The porcine major histocompatibility complex (MHC) is called swine leukocyte antigen (SLA), which controls immune responses and transplantation reactions. The SLA is mapped on pig chromosome 7 (SSC7) near the centromere. In this study, 3 class I (SLA-1, SLA-3, and SLA-2) and 3 class II (DRB1, DQB1, and DQA) genes were used for investigation of SLA haplotypes in Yucatan miniature pigs in Korea. This pig breed is a well-known model organism for biomedical research worldwide. The current study indicated that Korean Yucatan pig population had 3 Class I haplotypes (Lr-4.0, Lr-6.0, and Lr-25.0) and 3 class II haplotypes (Lr-0.5, Lr-0.7, and Lr-0.25). The combinations of SLA class I and II haplotype together, 2 homozygous (Lr-4.5/4.5 and Lr-6.7/6.7) and 3 heterozygous (Lr-4.5/6.7, Lr-4.5/25.25, and Lr-6.7/25.25) haplotypes were identified, including previously unidentified new heterozygous haplotypes (Lr-4.5/4.7). In addition, a new SLA allele typing method using Agilent 2100 bioanalyzer was developed that permitted more rapid identification of SLA haplotypes. These results will facilitate the breeding of SLA homozygous Yucatan pigs and will expedite the possible use of these pigs for the biomedical research, especially xenotransplantation research.

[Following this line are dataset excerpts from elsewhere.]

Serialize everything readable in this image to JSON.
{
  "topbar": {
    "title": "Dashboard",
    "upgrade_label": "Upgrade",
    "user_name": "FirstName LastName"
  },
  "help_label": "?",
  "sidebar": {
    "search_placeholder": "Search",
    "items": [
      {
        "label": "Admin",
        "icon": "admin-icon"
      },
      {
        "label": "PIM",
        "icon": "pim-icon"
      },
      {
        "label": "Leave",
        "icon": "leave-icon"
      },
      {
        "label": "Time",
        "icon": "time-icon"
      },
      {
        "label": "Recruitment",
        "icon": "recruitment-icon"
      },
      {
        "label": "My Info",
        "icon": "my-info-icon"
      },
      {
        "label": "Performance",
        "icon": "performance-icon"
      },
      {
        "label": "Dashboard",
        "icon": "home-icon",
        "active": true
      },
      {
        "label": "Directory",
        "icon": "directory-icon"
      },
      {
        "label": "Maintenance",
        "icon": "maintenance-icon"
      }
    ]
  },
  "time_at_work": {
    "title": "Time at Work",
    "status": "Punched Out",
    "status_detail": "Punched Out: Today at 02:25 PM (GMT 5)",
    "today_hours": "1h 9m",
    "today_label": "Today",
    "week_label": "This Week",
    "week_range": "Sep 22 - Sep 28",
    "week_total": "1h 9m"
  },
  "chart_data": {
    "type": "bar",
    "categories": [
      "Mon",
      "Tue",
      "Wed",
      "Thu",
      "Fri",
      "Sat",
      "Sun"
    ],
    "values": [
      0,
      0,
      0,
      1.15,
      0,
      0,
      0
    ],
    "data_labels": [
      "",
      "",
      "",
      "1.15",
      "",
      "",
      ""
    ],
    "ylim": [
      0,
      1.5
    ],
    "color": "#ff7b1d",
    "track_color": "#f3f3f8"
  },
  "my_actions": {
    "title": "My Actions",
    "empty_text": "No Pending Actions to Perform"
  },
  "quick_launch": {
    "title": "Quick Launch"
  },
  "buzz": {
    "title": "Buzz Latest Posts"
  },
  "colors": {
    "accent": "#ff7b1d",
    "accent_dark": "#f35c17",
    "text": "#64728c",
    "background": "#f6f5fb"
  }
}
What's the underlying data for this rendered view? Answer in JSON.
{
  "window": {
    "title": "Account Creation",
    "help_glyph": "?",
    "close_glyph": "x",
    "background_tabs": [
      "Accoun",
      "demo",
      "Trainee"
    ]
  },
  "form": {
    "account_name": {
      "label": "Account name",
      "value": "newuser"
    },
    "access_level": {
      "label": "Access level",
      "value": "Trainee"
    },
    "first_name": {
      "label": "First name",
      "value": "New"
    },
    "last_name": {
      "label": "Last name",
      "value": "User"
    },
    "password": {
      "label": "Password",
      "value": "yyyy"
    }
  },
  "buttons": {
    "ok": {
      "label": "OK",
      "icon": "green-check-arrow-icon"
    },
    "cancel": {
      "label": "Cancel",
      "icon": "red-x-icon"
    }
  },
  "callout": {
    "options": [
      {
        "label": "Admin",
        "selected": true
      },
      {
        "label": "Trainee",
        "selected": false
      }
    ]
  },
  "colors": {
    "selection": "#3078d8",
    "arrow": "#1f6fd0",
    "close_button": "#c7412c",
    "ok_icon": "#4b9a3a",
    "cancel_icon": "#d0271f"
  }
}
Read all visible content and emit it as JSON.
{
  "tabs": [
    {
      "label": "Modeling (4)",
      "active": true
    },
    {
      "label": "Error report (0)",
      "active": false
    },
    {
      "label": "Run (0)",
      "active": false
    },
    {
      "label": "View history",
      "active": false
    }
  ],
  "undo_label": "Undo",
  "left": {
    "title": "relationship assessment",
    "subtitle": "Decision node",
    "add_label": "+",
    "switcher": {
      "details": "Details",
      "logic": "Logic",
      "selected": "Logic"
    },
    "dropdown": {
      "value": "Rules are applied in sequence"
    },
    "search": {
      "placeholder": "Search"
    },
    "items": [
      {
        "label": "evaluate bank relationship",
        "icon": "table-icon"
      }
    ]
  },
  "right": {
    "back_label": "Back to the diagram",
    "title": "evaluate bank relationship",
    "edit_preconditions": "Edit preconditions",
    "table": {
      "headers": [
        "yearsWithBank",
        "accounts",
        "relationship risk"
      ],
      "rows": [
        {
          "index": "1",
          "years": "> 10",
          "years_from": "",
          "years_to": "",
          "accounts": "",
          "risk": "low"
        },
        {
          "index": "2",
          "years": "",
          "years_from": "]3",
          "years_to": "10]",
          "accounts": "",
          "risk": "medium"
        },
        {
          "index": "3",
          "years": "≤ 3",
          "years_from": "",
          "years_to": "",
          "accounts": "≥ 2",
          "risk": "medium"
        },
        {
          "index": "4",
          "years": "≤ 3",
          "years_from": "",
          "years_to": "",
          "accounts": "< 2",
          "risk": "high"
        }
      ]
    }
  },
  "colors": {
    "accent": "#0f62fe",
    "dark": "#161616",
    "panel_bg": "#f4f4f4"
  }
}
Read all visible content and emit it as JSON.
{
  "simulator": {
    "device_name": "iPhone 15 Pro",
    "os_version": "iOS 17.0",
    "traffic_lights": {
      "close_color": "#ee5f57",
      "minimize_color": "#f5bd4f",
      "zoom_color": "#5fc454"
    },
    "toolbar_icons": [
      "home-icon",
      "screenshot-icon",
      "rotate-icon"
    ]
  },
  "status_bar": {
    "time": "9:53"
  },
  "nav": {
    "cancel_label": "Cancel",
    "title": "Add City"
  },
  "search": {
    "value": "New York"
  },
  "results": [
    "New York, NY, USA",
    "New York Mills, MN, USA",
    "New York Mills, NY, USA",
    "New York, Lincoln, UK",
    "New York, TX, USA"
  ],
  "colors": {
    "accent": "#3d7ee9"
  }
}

The major histocompatibility complex (MHC) region, containing a number of immune related genes, is one of the most significant genomic locations in animals due to its association with immune responses. The porcine MHC antigens, which is also called swine leukocyte antigen (SLA), recognize self and non-self peptides on the surface of T-lymphocytes and ultimately triggers the immune rejection cascade. Based on their biological functions, the MHC antigens are divided into 3 classes, SLA class I, II, and III, respectively. Most nucleated cells can express SLA class I genes that are recognized by CD8+ T cells (Shishido et al., 1997). SLA class II genes are expressed on antigen presenting cells and are recognized by CD4+ T cells. On the other hand, SLA class III genes have several different functions, some of which are related to the immune response called complement cascade (Naziruddin et al., 1998). In 2002, SLA Nomenclature Committee of the International Society for Animal Genetics (ISAG) established the systematic nomenclature of the class I and class II SLA alleles (Smith et al., 2005a, b; Ho et al., 2009a, b; Ho et al., 2010). The recent updates of SLA alleles can also be found in the Immuno Polymorphism Database-Major Histocompatibility Complex (IPD-MHC) website (http://www.ebi.ac.uk/ipd/mhc/sla/).
The SLA genes are highly polymorphic and play very important roles in regulating the immune system against infectious diseases. The relationships between SLA haplotypes and immune responses to various infectious diseases are previously reported (Lunney and Murrell, 1988; Mallard et al., 1989). Very recently, based on the genome-wide study, DQB1 was identified with significant effects on the susceptibility to viral load of the porcine circovirus type 2b (PCV2b), representing 2.8% of the variation (Tosky et al., 2015). Furthermore, results indicated that reproductive performance and production traits were related with SLA polymorphism (Renard and Vaiman, 1989; Gautschi and Gaillard, 1990). In relation to xenotransplantation research, SLA allele- or haplotype-specific xenogenic T-cell response are observed in human to porcine xenografts (Xu et al., 1999; Yamada et al., 2014).
Until now, many breeds of pigs were used for the characterization of SLA alleles and haplotypes. About 30 years ago, National Institutes of Health (NIH, USA) established MHC inbred miniature pig lines (Sachs et al., 1976) that are widely used in xenotransplantation research. Since then, 2 research groups have developed MHC inbred pig lines, i.e., Westran and Yucatan miniature pigs that can be used for xenotransplantation research (Lee et al., 2005; Smith et al., 2005a). Subsequently, SLA alleles were investigated in Clawn miniature pigs by the Japanese group using polymerase chain reaction-sequence specific primer (PCR-SSP) and polymerase chain reaction-restriction fragment length polymorphism (PCR-RFLP) method (Ando et al., 2005). The same Japanese group identified SLA alleles and haplotypes in Microminipig (Ando et al., 2014). Therefore, it is clear that the development of SLA homozygous pig lines is very important in the future use of these experimental animals, especially for the biomedical research.
In order to use the Yucatan miniature pigs, we initially investigated 6 SLA loci in this pig population. The results of our study provide general guidelines not only for breeding of SLA homozygous Yucatan miniature pig lines but also for their use in transplantation and immunology-related research.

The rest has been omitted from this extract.